Governo militar preferiu criar MS com medo de MT crescer demais e buscar independência, segundo ex-governador
Em sua última entrevista, concedida ao jornalista Marcy Monteiro, revelou-se que Mato Grosso do Sul foi criado quase um século depois de iniciado o movimento separatista. Quando já era considerado uma causa perdida, o movimento ganhou força com o recrudescimento do regionalismo sul-mato-grossense. Mas o que favoreceu o desfecho do processo de criação do novo Estado, na opinião do ex-governador Garcia Neto, foi a visão militarista do general Ernesto Geisel sobre a geopolítica brasileira. Pesou na decisão, segundo o ex-governador de Mato Grosso, o medo do presidente Geisel de MT buscar sua independência.
Para a historiadora Maria a Bittar, a conjugação de interesses regionais entrelaçou as condições que possibilitaram a vitória de uma causa considerada perdida. Os interesses da oligarquia agrária sulista, a rivalidade política entre Cuiabá e Campo Grande e a elite da pecuária foram os componentes principais do movimento separatista.
José Garcia Neto, um dos principais personagens desse período da história, morreu em 2009 sem esconder o inconformismo com a divisão de Mato Grosso, ato que classificava como “uma barbaridade”. Em 2007, em uma de suas últimas entrevistas, disse que sempre foi contrário, mas não conseguiu convencer Geisel. Garcia Neto chegou a ser o vice-líder do governo na Câmara dos Deputados, antes de ser nomeado por Geisel depois de ter o nome incluído em lista tríplice elaborada por José Fragelli.
No governo, Garcia Neto chegou a “lotear” o poder com os sulistas, escolhendo o corumbaense Cássio Leite para ser o vice na tentativa de frear o processo divisionista. O esforço foi em vão.
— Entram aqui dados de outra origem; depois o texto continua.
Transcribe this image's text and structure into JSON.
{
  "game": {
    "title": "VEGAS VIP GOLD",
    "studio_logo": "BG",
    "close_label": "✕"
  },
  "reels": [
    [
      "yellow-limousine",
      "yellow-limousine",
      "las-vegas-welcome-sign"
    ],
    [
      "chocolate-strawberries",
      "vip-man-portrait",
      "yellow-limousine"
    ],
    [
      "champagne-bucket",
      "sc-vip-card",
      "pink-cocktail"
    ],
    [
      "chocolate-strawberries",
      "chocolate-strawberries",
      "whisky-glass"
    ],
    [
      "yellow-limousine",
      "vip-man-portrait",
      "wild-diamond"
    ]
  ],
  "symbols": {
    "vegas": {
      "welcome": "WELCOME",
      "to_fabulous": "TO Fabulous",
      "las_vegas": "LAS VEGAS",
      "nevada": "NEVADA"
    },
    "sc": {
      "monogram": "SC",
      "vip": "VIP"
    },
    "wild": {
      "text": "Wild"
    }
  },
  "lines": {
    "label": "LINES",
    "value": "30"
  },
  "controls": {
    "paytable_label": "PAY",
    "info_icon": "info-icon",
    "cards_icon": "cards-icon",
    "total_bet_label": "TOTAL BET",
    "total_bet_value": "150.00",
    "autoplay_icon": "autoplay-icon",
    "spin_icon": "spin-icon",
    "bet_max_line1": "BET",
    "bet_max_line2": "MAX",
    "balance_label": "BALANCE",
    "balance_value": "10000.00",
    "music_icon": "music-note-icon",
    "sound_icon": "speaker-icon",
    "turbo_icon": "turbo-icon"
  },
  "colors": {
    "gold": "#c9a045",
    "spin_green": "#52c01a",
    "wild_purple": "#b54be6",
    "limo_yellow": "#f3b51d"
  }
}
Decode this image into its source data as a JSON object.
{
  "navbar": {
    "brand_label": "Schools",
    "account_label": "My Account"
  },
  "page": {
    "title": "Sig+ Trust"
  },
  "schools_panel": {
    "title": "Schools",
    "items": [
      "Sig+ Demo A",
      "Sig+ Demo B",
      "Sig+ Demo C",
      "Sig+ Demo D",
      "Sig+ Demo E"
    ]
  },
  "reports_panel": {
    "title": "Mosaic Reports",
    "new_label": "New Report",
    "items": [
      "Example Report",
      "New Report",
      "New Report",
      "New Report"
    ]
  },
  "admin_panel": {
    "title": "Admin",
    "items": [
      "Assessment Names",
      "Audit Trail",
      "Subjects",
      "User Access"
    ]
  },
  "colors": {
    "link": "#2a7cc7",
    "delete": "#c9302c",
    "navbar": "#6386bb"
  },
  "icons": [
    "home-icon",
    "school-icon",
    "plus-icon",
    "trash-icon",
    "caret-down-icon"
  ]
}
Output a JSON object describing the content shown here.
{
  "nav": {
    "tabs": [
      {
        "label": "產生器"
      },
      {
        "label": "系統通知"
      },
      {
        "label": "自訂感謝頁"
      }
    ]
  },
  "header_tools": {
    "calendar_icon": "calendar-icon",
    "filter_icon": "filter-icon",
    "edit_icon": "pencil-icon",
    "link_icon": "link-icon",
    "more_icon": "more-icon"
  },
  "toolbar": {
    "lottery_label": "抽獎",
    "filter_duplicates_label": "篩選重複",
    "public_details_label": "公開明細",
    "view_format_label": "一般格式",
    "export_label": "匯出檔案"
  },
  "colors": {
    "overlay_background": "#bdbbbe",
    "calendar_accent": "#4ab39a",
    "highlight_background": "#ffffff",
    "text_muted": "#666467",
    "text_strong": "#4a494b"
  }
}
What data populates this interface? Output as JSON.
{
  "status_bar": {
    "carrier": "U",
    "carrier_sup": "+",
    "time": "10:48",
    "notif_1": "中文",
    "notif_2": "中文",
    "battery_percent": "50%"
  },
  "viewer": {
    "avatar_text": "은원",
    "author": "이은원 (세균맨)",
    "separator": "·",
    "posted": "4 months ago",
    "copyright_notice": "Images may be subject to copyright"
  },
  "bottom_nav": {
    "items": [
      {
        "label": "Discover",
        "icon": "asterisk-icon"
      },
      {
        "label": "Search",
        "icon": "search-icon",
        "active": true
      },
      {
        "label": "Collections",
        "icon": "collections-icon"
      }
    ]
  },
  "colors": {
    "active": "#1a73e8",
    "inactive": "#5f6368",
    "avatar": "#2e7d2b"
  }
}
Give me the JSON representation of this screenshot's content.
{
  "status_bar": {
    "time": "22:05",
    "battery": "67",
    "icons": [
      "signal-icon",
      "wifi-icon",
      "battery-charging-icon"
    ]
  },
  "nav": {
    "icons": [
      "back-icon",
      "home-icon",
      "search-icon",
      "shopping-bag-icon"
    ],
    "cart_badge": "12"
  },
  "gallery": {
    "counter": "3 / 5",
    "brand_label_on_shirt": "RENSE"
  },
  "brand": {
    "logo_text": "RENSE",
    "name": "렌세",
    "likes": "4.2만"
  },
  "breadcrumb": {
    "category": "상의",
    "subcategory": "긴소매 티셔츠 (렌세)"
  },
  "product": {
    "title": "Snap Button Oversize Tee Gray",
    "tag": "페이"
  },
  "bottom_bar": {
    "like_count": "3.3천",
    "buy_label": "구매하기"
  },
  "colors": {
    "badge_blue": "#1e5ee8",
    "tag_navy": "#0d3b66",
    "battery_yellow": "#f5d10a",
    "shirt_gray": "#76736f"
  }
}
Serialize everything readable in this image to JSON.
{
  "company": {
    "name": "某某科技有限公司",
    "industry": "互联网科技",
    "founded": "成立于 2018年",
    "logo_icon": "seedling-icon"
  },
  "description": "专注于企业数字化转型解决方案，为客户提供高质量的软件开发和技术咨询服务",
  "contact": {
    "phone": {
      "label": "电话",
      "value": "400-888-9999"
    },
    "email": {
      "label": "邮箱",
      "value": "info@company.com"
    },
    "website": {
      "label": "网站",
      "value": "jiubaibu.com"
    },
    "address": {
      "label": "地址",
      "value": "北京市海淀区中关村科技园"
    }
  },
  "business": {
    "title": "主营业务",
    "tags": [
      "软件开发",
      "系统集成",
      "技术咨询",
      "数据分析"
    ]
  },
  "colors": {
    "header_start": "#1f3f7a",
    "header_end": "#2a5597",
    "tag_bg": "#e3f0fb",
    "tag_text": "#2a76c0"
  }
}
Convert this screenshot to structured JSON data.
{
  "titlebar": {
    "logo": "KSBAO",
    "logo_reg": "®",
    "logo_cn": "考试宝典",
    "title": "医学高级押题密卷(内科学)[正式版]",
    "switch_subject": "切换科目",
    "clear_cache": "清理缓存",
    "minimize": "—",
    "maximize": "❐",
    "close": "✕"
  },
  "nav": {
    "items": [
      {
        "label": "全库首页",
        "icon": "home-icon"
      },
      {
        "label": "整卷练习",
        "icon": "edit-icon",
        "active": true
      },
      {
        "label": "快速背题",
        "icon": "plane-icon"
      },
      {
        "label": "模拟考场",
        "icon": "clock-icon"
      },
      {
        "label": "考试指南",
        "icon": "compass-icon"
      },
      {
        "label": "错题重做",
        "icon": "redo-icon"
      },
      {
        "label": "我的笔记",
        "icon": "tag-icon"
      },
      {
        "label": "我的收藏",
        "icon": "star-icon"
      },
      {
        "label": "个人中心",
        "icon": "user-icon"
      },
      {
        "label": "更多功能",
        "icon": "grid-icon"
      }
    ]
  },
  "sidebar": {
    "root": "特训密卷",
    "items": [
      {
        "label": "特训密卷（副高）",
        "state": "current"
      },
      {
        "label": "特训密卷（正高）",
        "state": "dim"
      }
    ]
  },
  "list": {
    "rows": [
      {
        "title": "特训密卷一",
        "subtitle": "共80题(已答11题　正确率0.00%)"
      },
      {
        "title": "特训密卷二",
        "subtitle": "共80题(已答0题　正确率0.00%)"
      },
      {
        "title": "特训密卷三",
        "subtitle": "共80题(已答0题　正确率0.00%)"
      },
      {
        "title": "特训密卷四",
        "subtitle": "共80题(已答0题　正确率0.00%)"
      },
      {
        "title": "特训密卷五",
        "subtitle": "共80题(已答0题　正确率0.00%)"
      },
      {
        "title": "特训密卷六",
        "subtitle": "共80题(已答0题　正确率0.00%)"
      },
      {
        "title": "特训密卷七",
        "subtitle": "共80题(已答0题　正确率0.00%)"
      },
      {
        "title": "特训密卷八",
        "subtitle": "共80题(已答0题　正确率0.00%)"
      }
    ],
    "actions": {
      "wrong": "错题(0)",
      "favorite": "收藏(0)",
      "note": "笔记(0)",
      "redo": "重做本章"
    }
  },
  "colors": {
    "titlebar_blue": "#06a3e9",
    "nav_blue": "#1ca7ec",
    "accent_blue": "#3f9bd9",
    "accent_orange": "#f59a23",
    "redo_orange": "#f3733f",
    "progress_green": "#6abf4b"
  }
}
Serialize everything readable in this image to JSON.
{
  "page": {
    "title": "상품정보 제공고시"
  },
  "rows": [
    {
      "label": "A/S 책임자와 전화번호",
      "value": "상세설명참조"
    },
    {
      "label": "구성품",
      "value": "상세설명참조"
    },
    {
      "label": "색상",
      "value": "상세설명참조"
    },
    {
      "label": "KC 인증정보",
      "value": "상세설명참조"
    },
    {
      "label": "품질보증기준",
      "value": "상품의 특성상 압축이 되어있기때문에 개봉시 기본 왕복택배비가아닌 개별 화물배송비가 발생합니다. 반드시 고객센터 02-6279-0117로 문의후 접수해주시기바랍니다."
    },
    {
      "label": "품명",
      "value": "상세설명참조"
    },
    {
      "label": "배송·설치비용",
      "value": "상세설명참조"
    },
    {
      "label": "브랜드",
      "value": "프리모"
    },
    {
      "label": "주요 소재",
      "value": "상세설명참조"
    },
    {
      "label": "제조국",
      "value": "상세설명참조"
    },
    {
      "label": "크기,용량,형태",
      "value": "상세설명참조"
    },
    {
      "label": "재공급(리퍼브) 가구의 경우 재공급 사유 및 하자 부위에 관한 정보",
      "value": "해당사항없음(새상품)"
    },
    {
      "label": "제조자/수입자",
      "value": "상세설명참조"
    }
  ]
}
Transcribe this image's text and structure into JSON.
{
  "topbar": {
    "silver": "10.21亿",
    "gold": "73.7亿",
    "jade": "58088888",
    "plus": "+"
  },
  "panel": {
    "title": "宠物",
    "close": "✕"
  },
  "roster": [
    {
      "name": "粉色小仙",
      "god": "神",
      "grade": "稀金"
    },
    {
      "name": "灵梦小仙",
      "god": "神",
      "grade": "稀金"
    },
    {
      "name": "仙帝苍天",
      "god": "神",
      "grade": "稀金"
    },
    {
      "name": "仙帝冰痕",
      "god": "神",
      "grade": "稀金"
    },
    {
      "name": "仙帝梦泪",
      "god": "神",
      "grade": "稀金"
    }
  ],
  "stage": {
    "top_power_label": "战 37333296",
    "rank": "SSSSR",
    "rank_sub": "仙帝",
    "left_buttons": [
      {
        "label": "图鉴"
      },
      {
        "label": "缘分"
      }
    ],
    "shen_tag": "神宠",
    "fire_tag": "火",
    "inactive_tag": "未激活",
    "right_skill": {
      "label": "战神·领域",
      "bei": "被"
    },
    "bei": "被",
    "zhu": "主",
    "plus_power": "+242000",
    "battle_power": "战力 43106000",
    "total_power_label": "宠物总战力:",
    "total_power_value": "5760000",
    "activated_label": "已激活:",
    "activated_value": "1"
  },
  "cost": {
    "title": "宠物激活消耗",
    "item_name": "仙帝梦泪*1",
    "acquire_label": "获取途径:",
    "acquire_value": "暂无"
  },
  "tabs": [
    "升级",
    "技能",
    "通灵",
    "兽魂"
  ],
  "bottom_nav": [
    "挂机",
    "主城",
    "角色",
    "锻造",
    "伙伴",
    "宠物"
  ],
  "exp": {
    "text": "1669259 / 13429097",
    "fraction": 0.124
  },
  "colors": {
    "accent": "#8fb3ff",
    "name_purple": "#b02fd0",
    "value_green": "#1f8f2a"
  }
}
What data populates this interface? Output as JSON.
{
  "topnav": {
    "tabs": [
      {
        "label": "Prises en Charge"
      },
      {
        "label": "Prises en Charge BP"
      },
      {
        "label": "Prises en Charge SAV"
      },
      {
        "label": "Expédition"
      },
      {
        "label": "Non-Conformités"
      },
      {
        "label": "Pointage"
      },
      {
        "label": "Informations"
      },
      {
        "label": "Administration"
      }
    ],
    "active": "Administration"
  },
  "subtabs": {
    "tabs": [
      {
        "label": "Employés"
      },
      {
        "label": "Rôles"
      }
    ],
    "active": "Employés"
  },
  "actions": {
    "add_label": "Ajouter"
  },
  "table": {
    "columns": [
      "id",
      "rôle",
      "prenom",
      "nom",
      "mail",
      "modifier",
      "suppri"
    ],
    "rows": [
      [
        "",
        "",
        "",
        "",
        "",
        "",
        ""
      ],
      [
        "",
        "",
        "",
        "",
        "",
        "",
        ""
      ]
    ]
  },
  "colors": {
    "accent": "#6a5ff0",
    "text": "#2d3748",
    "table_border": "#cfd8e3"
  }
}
O ex-governador reconheceu que o processo de disputa política e econômica ajudou, mas o que pesou foi a visão militarista.
Geisel insistia que Mato Grosso era muito grande e difícil de controlar, disse Garcia Neto, lembrando que logo depois da posse, em 1975, se reuniu com o presidente Geisel para externar a preocupação sobre a possível divisão. “Disse ao presidente sobre o que os jornais e a população comentavam referente à divisão. Disse também que eu era contra e que queria saber a opinião dele. O presidente disse que não havia pensado ainda no assunto, mas, quando fosse pensar, que eu seria o primeiro a saber. Desta forma, não toquei mais no assunto”, contou Garcia em sua última entrevista.
Em abril de 1977 o general chamou Garcia Neto para tratar da divisão. “Ele disse que queria começar a pensar na divisão de Mato Grosso. Pedi para dar minhas razões contrárias e as encaminhei em forma de um documento”.
Garcia Neto apontou as razões, como o custo administrativo, fracionamento da receita, implicações políticas e reação popular, mas não convenceu Geisel.
De 15 a 20 dias após receber o documento, Geisel chamou Garcia Neto e disse que optara pela divisão de Mato Grosso. “Ele disse que leu bem as minhas razões, mas que Mato Grosso com tantas potencialidades, e quando se igualasse a São Paulo, poderia abalar o conjunto da federação brasileira. Era uma visão muito militarista”, disse. O medo de Geisel era de que Mato Grosso crescesse e decidisse brigar pela independência, segundo Garcia Neto. A decisão de dividir o Estado foi tomada em abril de 1977, seis meses antes da assinatura da lei. A divisão efetivamente aconteceu em janeiro de 1979.